If $v$ is the velocity of the bullet as it moves towards the wall and $v$’ is the rebound velocity, then the momentum before and after the collision will be ${p_{before}} = mv$ and ${p_{after}} = mv'$ .

Then equation (1) becomes, $mv = mv' \Rightarrow v = v'$

So the striking velocity and rebound velocity are the same.

Then the change in momentum will be $\Delta p = mv - \left( { - mv} \right) = 2mv$ .

Step 3: Express the relation for the force exerted by one bullet as it strikes the wall.

The force exerted by one bullet on the wall can be expressed as $F = \dfrac{{\Delta p}}{{\Delta t}}$ -------- (2)

Substituting for $\Delta p = 2mv$ and $\Delta t = 1{\text{s}}$ in equation (2) we get, $F = \dfrac{{2mv}}{1} = 2mv$

Then the total force exerted by the $n$ bullets will be ${F_{total}} = n \times 2mv = 2nmv$ .

$\therefore$ the force exerted by the bullets is obtained to be ${F_{total}} = 2nmv$ .
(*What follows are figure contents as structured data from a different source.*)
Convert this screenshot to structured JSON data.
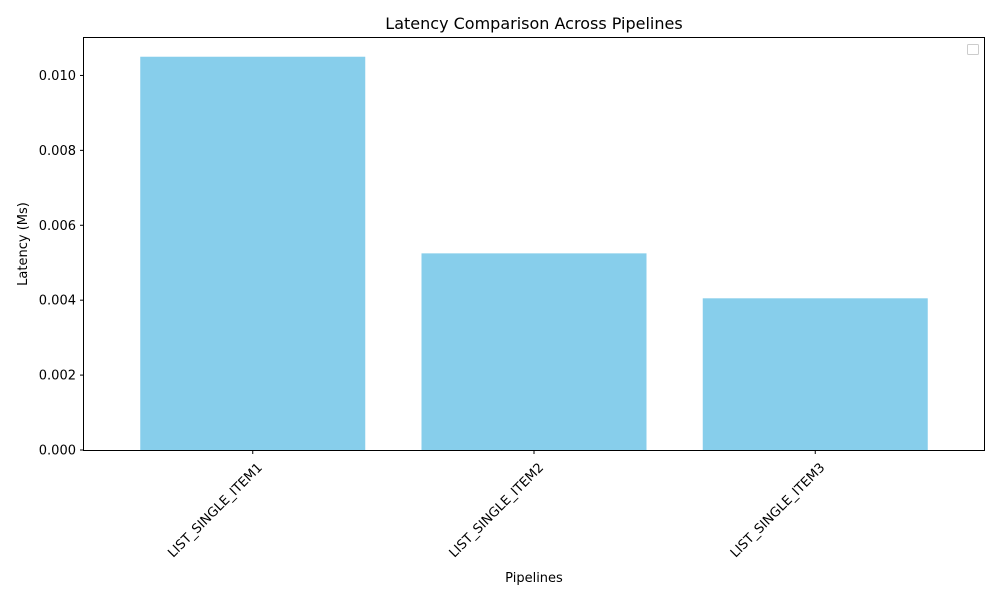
{
  "chart_data": {
    "type": "bar",
    "title": "Latency Comparison Across Pipelines",
    "xlabel": "Pipelines",
    "ylabel": "Latency (Ms)",
    "categories": [
      "LIST_SINGLE_ITEM1",
      "LIST_SINGLE_ITEM2",
      "LIST_SINGLE_ITEM3"
    ],
    "values": [
      0.0105,
      0.00525,
      0.00405
    ],
    "ylim": [
      0,
      0.011
    ],
    "yticks": [
      "0.000",
      "0.002",
      "0.004",
      "0.006",
      "0.008",
      "0.010"
    ],
    "ytick_values": [
      0,
      0.002,
      0.004,
      0.006,
      0.008,
      0.01
    ],
    "bar_color": "#87CEEB",
    "grid": false,
    "legend": {
      "placement": "top-right",
      "entries": []
    }
  }
}
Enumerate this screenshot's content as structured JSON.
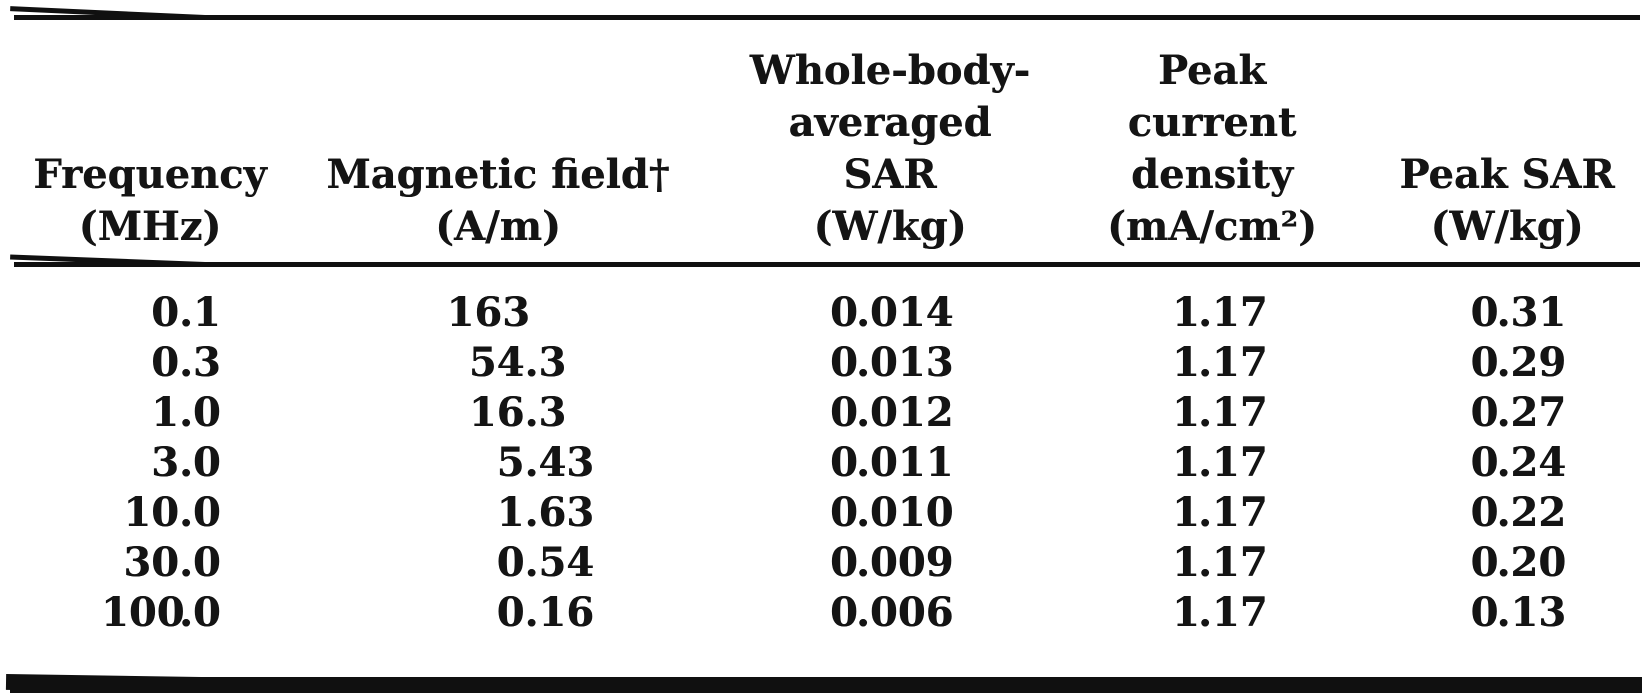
{
  "page": {
    "background": "#ffffff",
    "ink_color": "#141414"
  },
  "table": {
    "columns": [
      {
        "id": "frequency",
        "header_lines": [
          "Frequency",
          "(MHz)"
        ]
      },
      {
        "id": "magnetic-field",
        "header_lines": [
          "Magnetic field†",
          "(A/m)"
        ]
      },
      {
        "id": "whole-body-averaged-sar",
        "header_lines": [
          "Whole-body-",
          "averaged",
          "SAR",
          "(W/kg)"
        ]
      },
      {
        "id": "peak-current-density",
        "header_lines": [
          "Peak",
          "current",
          "density",
          "(mA/cm²)"
        ]
      },
      {
        "id": "peak-sar",
        "header_lines": [
          "Peak SAR",
          "(W/kg)"
        ]
      }
    ],
    "rows": [
      [
        "0.1",
        "163",
        "0.014",
        "1.17",
        "0.31"
      ],
      [
        "0.3",
        "54.3",
        "0.013",
        "1.17",
        "0.29"
      ],
      [
        "1.0",
        "16.3",
        "0.012",
        "1.17",
        "0.27"
      ],
      [
        "3.0",
        "5.43",
        "0.011",
        "1.17",
        "0.24"
      ],
      [
        "10.0",
        "1.63",
        "0.010",
        "1.17",
        "0.22"
      ],
      [
        "30.0",
        "0.54",
        "0.009",
        "1.17",
        "0.20"
      ],
      [
        "100.0",
        "0.16",
        "0.006",
        "1.17",
        "0.13"
      ]
    ]
  }
}
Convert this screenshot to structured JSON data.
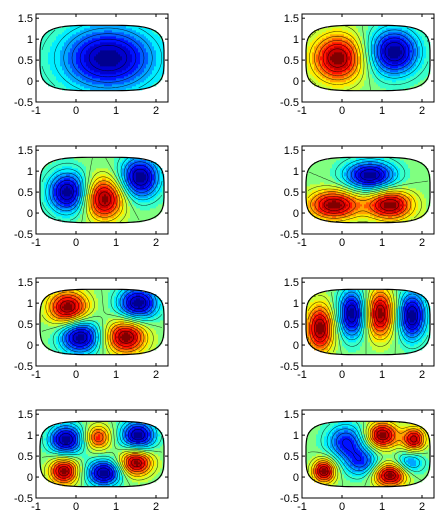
{
  "chart_data": {
    "type": "heatmap",
    "layout": {
      "rows": 4,
      "cols": 2
    },
    "colormap": [
      "#00008f",
      "#0000ff",
      "#0080ff",
      "#00ffff",
      "#80ff80",
      "#ffff00",
      "#ff8000",
      "#ff0000",
      "#800000"
    ],
    "xlim": [
      -1,
      2.3
    ],
    "ylim": [
      -0.5,
      1.6
    ],
    "xticks": [
      -1,
      0,
      1,
      2
    ],
    "yticks": [
      1.5,
      1,
      0.5,
      0,
      -0.5
    ],
    "xtick_labels": [
      "-1",
      "0",
      "1",
      "2"
    ],
    "ytick_labels": [
      "1.5",
      "1",
      "0.5",
      "0",
      "-0.5"
    ],
    "panels": [
      {
        "mode": 1,
        "bumps": [
          {
            "x": 0.8,
            "y": 0.55,
            "amp": -1.4,
            "sx": 0.85,
            "sy": 0.55
          }
        ]
      },
      {
        "mode": 2,
        "bumps": [
          {
            "x": -0.1,
            "y": 0.55,
            "amp": 1,
            "sx": 0.45,
            "sy": 0.4
          },
          {
            "x": 1.3,
            "y": 0.7,
            "amp": -1,
            "sx": 0.45,
            "sy": 0.4
          }
        ]
      },
      {
        "mode": 3,
        "bumps": [
          {
            "x": -0.2,
            "y": 0.5,
            "amp": -1,
            "sx": 0.35,
            "sy": 0.35
          },
          {
            "x": 0.7,
            "y": 0.35,
            "amp": 1,
            "sx": 0.35,
            "sy": 0.35
          },
          {
            "x": 1.6,
            "y": 0.85,
            "amp": -1,
            "sx": 0.35,
            "sy": 0.35
          }
        ]
      },
      {
        "mode": 4,
        "bumps": [
          {
            "x": 0.7,
            "y": 0.9,
            "amp": -1,
            "sx": 0.45,
            "sy": 0.25
          },
          {
            "x": -0.2,
            "y": 0.2,
            "amp": 1,
            "sx": 0.45,
            "sy": 0.25
          },
          {
            "x": 1.2,
            "y": 0.2,
            "amp": 1,
            "sx": 0.4,
            "sy": 0.25
          }
        ]
      },
      {
        "mode": 5,
        "bumps": [
          {
            "x": -0.2,
            "y": 0.9,
            "amp": 1,
            "sx": 0.35,
            "sy": 0.28
          },
          {
            "x": 0.1,
            "y": 0.2,
            "amp": -1,
            "sx": 0.35,
            "sy": 0.28
          },
          {
            "x": 1.55,
            "y": 1,
            "amp": -1,
            "sx": 0.35,
            "sy": 0.28
          },
          {
            "x": 1.25,
            "y": 0.2,
            "amp": 1,
            "sx": 0.35,
            "sy": 0.28
          }
        ]
      },
      {
        "mode": 6,
        "bumps": [
          {
            "x": -0.55,
            "y": 0.4,
            "amp": 1,
            "sx": 0.25,
            "sy": 0.4
          },
          {
            "x": 0.25,
            "y": 0.75,
            "amp": -1,
            "sx": 0.25,
            "sy": 0.4
          },
          {
            "x": 0.95,
            "y": 0.75,
            "amp": 1,
            "sx": 0.25,
            "sy": 0.4
          },
          {
            "x": 1.75,
            "y": 0.7,
            "amp": -1,
            "sx": 0.25,
            "sy": 0.4
          }
        ]
      },
      {
        "mode": 7,
        "bumps": [
          {
            "x": -0.25,
            "y": 0.9,
            "amp": -1,
            "sx": 0.3,
            "sy": 0.25
          },
          {
            "x": 0.55,
            "y": 0.95,
            "amp": 0.7,
            "sx": 0.22,
            "sy": 0.2
          },
          {
            "x": 1.55,
            "y": 1,
            "amp": -1,
            "sx": 0.3,
            "sy": 0.25
          },
          {
            "x": -0.3,
            "y": 0.15,
            "amp": 1,
            "sx": 0.25,
            "sy": 0.22
          },
          {
            "x": 0.7,
            "y": 0.1,
            "amp": -1,
            "sx": 0.3,
            "sy": 0.22
          },
          {
            "x": 1.5,
            "y": 0.35,
            "amp": 1,
            "sx": 0.28,
            "sy": 0.22
          }
        ]
      },
      {
        "mode": 8,
        "bumps": [
          {
            "x": 1,
            "y": 1,
            "amp": 1,
            "sx": 0.28,
            "sy": 0.22
          },
          {
            "x": 1.2,
            "y": 0.05,
            "amp": 1,
            "sx": 0.3,
            "sy": 0.2
          },
          {
            "x": -0.45,
            "y": 0.15,
            "amp": 1,
            "sx": 0.2,
            "sy": 0.2
          },
          {
            "x": 1.8,
            "y": 0.9,
            "amp": 0.9,
            "sx": 0.2,
            "sy": 0.2
          },
          {
            "x": 0.1,
            "y": 0.85,
            "amp": -0.7,
            "sx": 0.35,
            "sy": 0.3
          },
          {
            "x": 0.5,
            "y": 0.35,
            "amp": -0.6,
            "sx": 0.3,
            "sy": 0.25
          },
          {
            "x": 1.7,
            "y": 0.35,
            "amp": -0.5,
            "sx": 0.25,
            "sy": 0.2
          }
        ]
      }
    ]
  }
}
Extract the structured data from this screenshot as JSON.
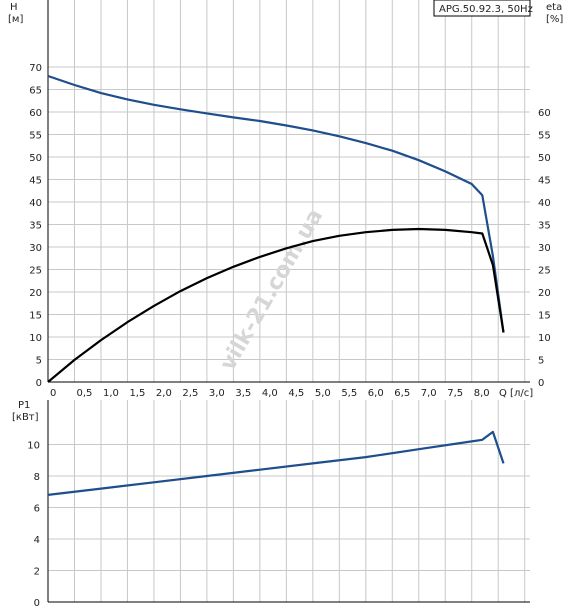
{
  "title": "APG.50.92.3, 50Hz",
  "watermark": "vilk-21.com.ua",
  "colors": {
    "head": "#1f4e8c",
    "eta": "#000000",
    "power": "#1f4e8c",
    "grid": "#c8c8c8"
  },
  "chart_data": [
    {
      "type": "line",
      "name": "head-efficiency",
      "xlabel": "Q [л/с]",
      "ylabel_left": "H\n[м]",
      "ylabel_right": "eta\n[%]",
      "x_ticks": [
        "0",
        "0,5",
        "1,0",
        "1,5",
        "2,0",
        "2,5",
        "3,0",
        "3,5",
        "4,0",
        "4,5",
        "5,0",
        "5,5",
        "6,0",
        "6,5",
        "7,0",
        "7,5",
        "8,0"
      ],
      "y_left_ticks": [
        "0",
        "5",
        "10",
        "15",
        "20",
        "25",
        "30",
        "35",
        "40",
        "45",
        "50",
        "55",
        "60",
        "65",
        "70"
      ],
      "y_right_ticks": [
        "0",
        "5",
        "10",
        "15",
        "20",
        "25",
        "30",
        "35",
        "40",
        "45",
        "50",
        "55",
        "60"
      ],
      "xlim": [
        0,
        9.1
      ],
      "ylim": [
        0,
        70
      ],
      "grid": true,
      "series": [
        {
          "key": "head",
          "x": [
            0,
            0.5,
            1.0,
            1.5,
            2.0,
            2.5,
            3.0,
            3.5,
            4.0,
            4.5,
            5.0,
            5.5,
            6.0,
            6.5,
            7.0,
            7.5,
            8.0,
            8.2,
            8.4,
            8.6
          ],
          "y": [
            68,
            66,
            64.2,
            62.8,
            61.6,
            60.6,
            59.7,
            58.8,
            58,
            57,
            55.9,
            54.6,
            53.1,
            51.4,
            49.3,
            46.8,
            44,
            41.5,
            28,
            11
          ]
        },
        {
          "key": "eta",
          "x": [
            0,
            0.5,
            1.0,
            1.5,
            2.0,
            2.5,
            3.0,
            3.5,
            4.0,
            4.5,
            5.0,
            5.5,
            6.0,
            6.5,
            7.0,
            7.5,
            8.0,
            8.2,
            8.4,
            8.6
          ],
          "y": [
            0,
            4.9,
            9.3,
            13.3,
            16.9,
            20.2,
            23.1,
            25.6,
            27.8,
            29.7,
            31.3,
            32.5,
            33.3,
            33.8,
            34,
            33.8,
            33.3,
            33,
            26,
            11
          ]
        }
      ]
    },
    {
      "type": "line",
      "name": "power",
      "ylabel": "P1\n[кВт]",
      "y_ticks": [
        "0",
        "2",
        "4",
        "6",
        "8",
        "10"
      ],
      "xlim": [
        0,
        9.1
      ],
      "ylim": [
        0,
        12
      ],
      "grid": true,
      "series": [
        {
          "key": "power",
          "x": [
            0,
            1,
            2,
            3,
            4,
            5,
            6,
            7,
            8,
            8.2,
            8.4,
            8.6
          ],
          "y": [
            6.8,
            7.2,
            7.6,
            8.0,
            8.4,
            8.8,
            9.2,
            9.7,
            10.2,
            10.3,
            10.8,
            8.8
          ]
        }
      ]
    }
  ]
}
Hence the correct option is C.

Note: When the bullet strikes the wall its velocity is taken to be positive since the bullet is moving in the positive x-direction. But once the bullet rebounds, the bullet moves in the negative x-direction and the velocity will be negative. So we use $\left( { - mv} \right)$ while obtaining the change in momentum of the bullet. Here the wall is considered to remain stationary throughout the collision.